Comme c'est parfois le cas avec des inventeurs de génie, Eliyahu Goldratt a tendance à défendre ses idées avec force et parfois avec des simplifications extrêmes, ou à faire l'impasse sur les lacunes de son approche. Certaines de ses déclarations, tout à fait regrettables lorsqu'elles dénigrent les efforts de personnes pleines de mérites, lui ont valu quelques ennemis. Comment le prendre au sérieux lorsqu'il clame, par exemple, que Taiichi Ohno ne s'est jamais posé la question de savoir pourquoi le Juste A Temps marchait si bien ? [Goldratt, 1988a, p.29].
Les idées de l'école déséquilibriste ont souvent été présentées de manière agressive. Il fallait tuer les comptables, le MRP ne valait plus rien, les Japonais ne savaient pas se focaliser sur leurs vrais problèmes...

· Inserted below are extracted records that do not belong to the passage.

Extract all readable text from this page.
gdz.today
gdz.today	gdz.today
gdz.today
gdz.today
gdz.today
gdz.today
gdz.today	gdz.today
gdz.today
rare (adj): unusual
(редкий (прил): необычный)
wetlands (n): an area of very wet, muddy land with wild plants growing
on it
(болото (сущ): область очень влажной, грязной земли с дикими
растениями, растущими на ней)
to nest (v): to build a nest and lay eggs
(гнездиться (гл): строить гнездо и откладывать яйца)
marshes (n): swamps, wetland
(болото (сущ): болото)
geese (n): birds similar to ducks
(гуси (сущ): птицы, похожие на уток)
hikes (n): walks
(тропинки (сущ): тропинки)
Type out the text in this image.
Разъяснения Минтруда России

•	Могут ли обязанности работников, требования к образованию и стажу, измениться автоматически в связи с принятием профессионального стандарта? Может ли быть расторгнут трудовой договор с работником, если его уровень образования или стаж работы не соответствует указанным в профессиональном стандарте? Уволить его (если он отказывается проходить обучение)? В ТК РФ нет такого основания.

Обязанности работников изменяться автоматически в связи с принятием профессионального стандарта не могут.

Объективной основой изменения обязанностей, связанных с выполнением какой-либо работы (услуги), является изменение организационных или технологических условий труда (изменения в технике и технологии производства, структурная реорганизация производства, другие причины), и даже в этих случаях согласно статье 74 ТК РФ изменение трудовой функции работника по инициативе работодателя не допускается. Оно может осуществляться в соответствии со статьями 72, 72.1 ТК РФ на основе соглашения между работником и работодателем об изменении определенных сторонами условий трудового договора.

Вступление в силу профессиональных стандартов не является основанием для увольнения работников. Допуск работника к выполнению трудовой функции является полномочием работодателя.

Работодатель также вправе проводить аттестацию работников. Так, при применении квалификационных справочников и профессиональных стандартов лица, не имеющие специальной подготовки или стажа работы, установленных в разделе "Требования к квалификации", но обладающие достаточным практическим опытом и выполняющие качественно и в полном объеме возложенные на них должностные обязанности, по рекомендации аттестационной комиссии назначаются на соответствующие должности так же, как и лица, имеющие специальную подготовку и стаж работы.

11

Nous voyons les choses tout autrement. Ni les ingénieurs-conseils, ni les industriels ne peuvent se permettre d'adhérer à un seul clan et d'ignorer ou de dénigrer tout ce qui se fait par ailleurs. Petit à petit le tri se fait entre ce qui marche et ce qui ne marche pas. Il s'en dégage certaines règles de base qui serviront de fondations aux organisations industrielles du futur.
Nous ne présenterons pas le Management Par les Contraintes comme un concurrent de l'approche japonaise ou du MRP mais plutôt comme une thèse complémentaire. Nous soutiendrons, il est vrai, que le MPC permet d'améliorer les performances obtenues par des entreprises utilisant les autres approches, mais nous ne manquerons pas non plus de souligner ce que les autres approches peuvent apporter au MPC.
C'est avec cette idée de synthèse à venir que nous présentons l'approche du Management Par les Contraintes.
Parmi les adeptes du déséquilibre, que ce soit la méthode OPT ou la TOC, personne n'a encore expliqué quelle répartition des capacités devait être recherchée, ni même quelle ressource devait être la contrainte. Sans répondre à ces questions, on peut douter des règles qui ont été proposées pour orienter les investissements d'une usine, car comment prétendre qu'en investissant sur telle ressource plutôt que sur telle autre, nous évoluons dans le bon sens ?
Face à un tel vide il est normal que les industriels aient été circonspects, et ce malgré les améliorations indéniables et spectaculaires que l'on peut obtenir en gérant une usine en fonction du déséquilibre existant. Les résultats ne pouvaient que plafonner laissant les industriels dans une impasse. Les "Goulots Baladeurs" que subissent les usines gérées de manière traditionnelle se déplaceront beaucoup plus lentement si l'on adopte la méthode OPT ou la TOC, mais si l'on n'identifie pas le déséquilibre à rechercher - la bonne contrainte et son entourage de non-contraintes - on subira toujours une succession de différents déséquilibres.
Selon nous c'est ce vide fondamental qui est la principale cause de l'insuccès de l'approche déséquilibriste. C'est pourquoi, nous estimons que le cœur du Management Par les Contraintes est la recherche du bon déséquilibre. Il ne faut plus subir le déséquilibre mais l'exploiter et en faire un avantage concurrentiel ; trouver le bon déséquilibre, tel est l'objectif du Management Par les Contraintes.